Recurring Event Calculator
Generate recurring event dates from a start date and interval.
Overview
The Recurring Event Calculator generates a list of upcoming event dates from a start date and a recurrence rule. Choose a starting moment, pick a frequency (daily, weekly, monthly, yearly) and interval, set how many occurrences to generate, and the tool lists every fire date along with its weekday.

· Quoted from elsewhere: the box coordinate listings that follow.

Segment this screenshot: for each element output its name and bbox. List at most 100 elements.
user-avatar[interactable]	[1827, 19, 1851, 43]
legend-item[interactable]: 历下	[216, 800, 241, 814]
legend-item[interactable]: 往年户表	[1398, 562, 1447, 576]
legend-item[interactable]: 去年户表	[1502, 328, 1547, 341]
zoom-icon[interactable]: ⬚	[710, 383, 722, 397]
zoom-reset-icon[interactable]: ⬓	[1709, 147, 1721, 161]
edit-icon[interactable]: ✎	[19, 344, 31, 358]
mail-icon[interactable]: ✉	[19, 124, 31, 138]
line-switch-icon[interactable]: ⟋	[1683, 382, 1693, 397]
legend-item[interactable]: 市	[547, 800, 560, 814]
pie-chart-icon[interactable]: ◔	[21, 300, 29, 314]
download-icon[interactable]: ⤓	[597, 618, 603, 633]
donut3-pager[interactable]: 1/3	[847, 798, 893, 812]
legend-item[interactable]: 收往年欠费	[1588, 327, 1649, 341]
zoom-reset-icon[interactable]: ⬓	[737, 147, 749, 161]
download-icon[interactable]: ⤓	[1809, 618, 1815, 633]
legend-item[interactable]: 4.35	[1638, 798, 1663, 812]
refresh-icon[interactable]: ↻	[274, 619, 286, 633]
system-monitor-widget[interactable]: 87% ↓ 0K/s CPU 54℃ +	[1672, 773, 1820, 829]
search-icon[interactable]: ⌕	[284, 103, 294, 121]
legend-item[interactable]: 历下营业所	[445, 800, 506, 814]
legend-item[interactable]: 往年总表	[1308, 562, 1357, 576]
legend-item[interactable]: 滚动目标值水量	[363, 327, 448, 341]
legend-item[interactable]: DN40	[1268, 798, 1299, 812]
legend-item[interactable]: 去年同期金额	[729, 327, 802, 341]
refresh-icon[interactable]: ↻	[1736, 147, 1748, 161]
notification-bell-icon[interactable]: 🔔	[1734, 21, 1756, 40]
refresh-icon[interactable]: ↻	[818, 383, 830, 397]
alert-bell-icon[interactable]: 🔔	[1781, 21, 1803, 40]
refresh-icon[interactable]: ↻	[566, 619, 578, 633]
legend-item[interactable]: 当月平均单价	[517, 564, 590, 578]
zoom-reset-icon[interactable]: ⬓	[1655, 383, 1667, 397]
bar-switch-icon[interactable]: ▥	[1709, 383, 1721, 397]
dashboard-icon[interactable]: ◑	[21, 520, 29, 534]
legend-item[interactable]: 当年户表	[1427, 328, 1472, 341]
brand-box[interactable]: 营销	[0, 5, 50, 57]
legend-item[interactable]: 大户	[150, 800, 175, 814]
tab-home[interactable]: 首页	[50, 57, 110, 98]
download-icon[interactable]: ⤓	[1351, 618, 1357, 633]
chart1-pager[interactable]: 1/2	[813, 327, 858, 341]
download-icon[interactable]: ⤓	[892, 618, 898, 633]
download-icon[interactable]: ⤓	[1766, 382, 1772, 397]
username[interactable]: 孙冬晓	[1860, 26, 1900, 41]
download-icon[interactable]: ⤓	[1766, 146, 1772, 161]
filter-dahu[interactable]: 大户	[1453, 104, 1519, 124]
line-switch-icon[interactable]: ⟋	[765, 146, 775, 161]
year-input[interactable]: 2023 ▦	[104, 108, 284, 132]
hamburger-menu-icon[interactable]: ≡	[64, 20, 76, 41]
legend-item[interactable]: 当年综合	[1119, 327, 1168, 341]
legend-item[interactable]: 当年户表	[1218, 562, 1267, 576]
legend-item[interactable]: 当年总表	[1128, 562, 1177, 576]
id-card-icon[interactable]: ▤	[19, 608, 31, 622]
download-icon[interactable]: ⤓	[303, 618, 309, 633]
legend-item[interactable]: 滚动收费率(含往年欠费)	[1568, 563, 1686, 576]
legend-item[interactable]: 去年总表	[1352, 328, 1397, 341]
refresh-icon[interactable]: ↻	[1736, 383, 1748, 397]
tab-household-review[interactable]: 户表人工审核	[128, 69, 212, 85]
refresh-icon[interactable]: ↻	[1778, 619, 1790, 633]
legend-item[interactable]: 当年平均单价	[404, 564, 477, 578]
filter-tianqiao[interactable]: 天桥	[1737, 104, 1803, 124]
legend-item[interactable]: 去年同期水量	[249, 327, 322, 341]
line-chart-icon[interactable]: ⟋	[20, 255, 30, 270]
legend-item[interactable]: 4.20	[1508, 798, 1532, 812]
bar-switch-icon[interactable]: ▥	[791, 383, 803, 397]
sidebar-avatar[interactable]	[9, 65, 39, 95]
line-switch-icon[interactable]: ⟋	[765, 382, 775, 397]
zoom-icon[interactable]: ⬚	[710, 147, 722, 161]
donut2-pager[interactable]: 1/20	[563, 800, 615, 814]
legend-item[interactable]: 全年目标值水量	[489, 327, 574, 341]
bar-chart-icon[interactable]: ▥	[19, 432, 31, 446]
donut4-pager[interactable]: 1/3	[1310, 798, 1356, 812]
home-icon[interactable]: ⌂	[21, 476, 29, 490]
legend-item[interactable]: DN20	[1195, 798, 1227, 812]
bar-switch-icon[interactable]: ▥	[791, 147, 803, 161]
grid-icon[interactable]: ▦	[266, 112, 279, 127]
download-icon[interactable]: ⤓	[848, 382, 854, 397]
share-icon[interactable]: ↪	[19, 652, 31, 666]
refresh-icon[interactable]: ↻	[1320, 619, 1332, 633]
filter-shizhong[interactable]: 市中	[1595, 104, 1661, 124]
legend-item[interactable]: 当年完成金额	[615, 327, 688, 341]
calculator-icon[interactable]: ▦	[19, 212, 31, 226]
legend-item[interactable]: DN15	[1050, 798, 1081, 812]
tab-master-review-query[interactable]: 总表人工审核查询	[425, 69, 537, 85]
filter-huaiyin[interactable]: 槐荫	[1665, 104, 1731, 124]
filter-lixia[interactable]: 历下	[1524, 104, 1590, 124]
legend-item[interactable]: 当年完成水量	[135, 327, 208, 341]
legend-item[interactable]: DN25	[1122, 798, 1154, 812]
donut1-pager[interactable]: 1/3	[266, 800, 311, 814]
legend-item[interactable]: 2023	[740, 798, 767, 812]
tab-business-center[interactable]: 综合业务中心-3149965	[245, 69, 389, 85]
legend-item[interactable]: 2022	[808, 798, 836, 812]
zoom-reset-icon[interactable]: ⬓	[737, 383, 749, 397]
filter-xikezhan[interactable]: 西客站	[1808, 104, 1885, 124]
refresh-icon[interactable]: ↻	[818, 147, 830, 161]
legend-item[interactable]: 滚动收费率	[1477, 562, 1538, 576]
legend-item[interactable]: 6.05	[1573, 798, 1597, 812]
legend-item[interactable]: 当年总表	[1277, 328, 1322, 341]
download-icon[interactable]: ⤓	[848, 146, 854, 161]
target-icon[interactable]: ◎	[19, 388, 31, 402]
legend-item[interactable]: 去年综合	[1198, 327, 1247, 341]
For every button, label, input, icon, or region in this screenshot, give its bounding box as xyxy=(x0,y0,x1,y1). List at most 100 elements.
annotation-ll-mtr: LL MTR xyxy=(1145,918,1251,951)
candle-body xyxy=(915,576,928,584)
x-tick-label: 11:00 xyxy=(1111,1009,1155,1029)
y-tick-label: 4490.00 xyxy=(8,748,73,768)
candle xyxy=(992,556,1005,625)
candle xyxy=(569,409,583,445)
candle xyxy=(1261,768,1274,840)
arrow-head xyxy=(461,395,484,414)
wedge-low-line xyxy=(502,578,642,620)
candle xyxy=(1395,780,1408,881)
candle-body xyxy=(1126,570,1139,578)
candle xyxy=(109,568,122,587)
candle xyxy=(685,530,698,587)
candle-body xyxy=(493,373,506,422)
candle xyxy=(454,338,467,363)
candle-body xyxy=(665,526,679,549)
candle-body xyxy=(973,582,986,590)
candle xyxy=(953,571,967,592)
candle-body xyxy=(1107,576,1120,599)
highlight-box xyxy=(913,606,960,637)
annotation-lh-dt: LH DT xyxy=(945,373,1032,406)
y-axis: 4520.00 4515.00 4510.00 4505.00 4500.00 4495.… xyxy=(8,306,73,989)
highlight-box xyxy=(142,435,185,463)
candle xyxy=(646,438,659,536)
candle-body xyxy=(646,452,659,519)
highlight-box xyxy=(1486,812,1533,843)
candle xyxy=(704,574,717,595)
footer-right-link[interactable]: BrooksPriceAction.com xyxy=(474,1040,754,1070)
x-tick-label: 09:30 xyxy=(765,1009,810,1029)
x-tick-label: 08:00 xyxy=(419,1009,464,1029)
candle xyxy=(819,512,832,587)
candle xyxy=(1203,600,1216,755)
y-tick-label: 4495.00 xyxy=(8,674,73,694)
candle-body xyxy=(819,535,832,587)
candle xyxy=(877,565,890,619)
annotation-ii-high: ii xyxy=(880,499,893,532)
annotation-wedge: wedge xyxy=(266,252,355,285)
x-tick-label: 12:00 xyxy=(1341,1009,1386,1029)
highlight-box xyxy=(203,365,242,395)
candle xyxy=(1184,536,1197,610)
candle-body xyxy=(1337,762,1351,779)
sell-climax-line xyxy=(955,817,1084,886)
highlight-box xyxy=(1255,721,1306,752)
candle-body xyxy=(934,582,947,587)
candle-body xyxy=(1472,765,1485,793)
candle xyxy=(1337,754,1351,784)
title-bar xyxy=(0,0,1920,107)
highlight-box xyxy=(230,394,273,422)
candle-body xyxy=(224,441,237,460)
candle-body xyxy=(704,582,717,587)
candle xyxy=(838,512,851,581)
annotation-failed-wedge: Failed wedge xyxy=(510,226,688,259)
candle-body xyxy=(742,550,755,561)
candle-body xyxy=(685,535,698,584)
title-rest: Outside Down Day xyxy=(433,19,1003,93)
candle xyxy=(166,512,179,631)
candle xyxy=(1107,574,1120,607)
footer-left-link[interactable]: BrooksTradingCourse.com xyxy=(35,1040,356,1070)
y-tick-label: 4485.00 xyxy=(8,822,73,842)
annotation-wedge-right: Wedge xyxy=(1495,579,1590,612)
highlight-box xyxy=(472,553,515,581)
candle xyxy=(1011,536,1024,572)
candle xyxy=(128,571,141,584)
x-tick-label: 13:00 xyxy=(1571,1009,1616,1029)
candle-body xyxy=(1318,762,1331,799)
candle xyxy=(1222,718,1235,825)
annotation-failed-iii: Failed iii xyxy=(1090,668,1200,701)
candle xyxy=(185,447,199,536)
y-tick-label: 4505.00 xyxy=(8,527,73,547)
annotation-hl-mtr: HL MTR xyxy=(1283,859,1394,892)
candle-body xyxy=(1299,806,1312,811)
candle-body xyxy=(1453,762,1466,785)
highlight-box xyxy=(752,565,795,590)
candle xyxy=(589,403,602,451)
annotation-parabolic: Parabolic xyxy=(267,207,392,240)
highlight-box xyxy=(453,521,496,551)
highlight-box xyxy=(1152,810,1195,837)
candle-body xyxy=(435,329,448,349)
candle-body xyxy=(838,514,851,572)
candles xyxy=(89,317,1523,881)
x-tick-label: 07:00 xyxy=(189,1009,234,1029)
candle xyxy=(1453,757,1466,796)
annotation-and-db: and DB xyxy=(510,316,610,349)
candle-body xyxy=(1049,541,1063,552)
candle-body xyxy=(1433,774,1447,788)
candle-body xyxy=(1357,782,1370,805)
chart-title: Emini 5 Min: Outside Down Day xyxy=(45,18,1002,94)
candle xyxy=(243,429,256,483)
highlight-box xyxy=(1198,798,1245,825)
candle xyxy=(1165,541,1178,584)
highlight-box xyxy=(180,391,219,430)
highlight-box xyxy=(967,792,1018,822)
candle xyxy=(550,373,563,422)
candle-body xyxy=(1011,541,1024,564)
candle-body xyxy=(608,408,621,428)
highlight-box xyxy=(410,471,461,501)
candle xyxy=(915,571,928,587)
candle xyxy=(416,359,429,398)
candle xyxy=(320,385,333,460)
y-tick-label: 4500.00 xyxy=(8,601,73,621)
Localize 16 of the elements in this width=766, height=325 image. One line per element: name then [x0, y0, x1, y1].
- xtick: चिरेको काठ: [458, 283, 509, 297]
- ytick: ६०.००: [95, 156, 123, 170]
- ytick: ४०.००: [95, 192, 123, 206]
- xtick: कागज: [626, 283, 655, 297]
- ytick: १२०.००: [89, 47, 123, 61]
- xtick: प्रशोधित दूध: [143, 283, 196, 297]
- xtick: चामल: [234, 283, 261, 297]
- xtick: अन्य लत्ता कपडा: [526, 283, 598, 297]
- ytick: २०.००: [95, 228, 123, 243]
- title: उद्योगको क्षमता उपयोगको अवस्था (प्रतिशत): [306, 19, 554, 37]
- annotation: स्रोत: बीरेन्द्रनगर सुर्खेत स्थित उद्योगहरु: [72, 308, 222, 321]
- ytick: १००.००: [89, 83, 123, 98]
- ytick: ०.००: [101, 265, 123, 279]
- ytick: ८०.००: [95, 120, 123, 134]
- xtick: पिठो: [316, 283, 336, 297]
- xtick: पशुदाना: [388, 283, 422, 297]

Useful for project managers laying out sprint kickoffs, accounting teams scheduling recurring invoices, anyone planning a "first Tuesday of every month" club meeting, gym-routine builders, and developers prototyping a calendar feature before wiring it into a full RFC 5545 RRULE engine.
How it works
The expansion follows the same semantics as RFC 5545 RRULE: each subsequent occurrence is computed by adding the interval × frequency unit to the previous one, with month and year additions clamping to the last valid day of the target month when necessary. Daily and weekly intervals are simple multiples of 24 hours and 7 days respectively, so they are unaffected by month length.
When monthly rules land on a day that does not exist in a target month (Jan 31 + 1 month), the result clamps to Feb 28 or 29 — matching the ISO 8601 calendar arithmetic and the RFC 5545 "MONTHLY by absolute date" behaviour. For "first Monday of each month" style rules, the calendar week grid plus the working-days calculator are better suited.
Examples
Start 2026-05-18, daily, 10 occurrences
→ 2026-05-18 .. 2026-05-27
Start 2026-05-18 (Monday), weekly, every 2 weeks, 5 occurrences
→ 2026-05-18, 2026-06-01, 2026-06-15, 2026-06-29, 2026-07-13
Start 2026-01-31, monthly, 6 occurrences
→ 2026-01-31, 2026-02-28, 2026-03-31, 2026-04-30, 2026-05-31, 2026-06-30
Start 2024-02-29, yearly, 5 occurrences
→ 2024-02-29, 2025-02-28, 2026-02-28, 2027-02-28, 2028-02-29
FAQ
How are end-of-month dates handled?
The result clamps to the last day of the target month, matching RFC 5545 monthly recurrence and .NET DateTime.AddMonths. A Jan 31 monthly rule lands on Feb 28, Mar 31, Apr 30, and so on.
How does it handle Feb 29?
A yearly rule starting Feb 29 lands on Feb 28 in non-leap years and back on Feb 29 in leap years — the conservative interpretation also used by most calendar apps.
Can I exclude weekends?
This tool generates raw calendar occurrences. For business-day-only output, post-filter with the working-days calculator or use an RRULE with BYDAY=MO,TU,WE,TH,FR through the iCal RRULE builder.
What is the maximum number of occurrences?
The tool generates up to 1,000 occurrences in a single run. For longer series, generate in chunks or fall back to a full iCalendar implementation.
Does it honour holidays?
No — holiday awareness is country-specific and outside the scope of a plain recurrence rule. Combine with the working-days calculator's holiday list if you need it.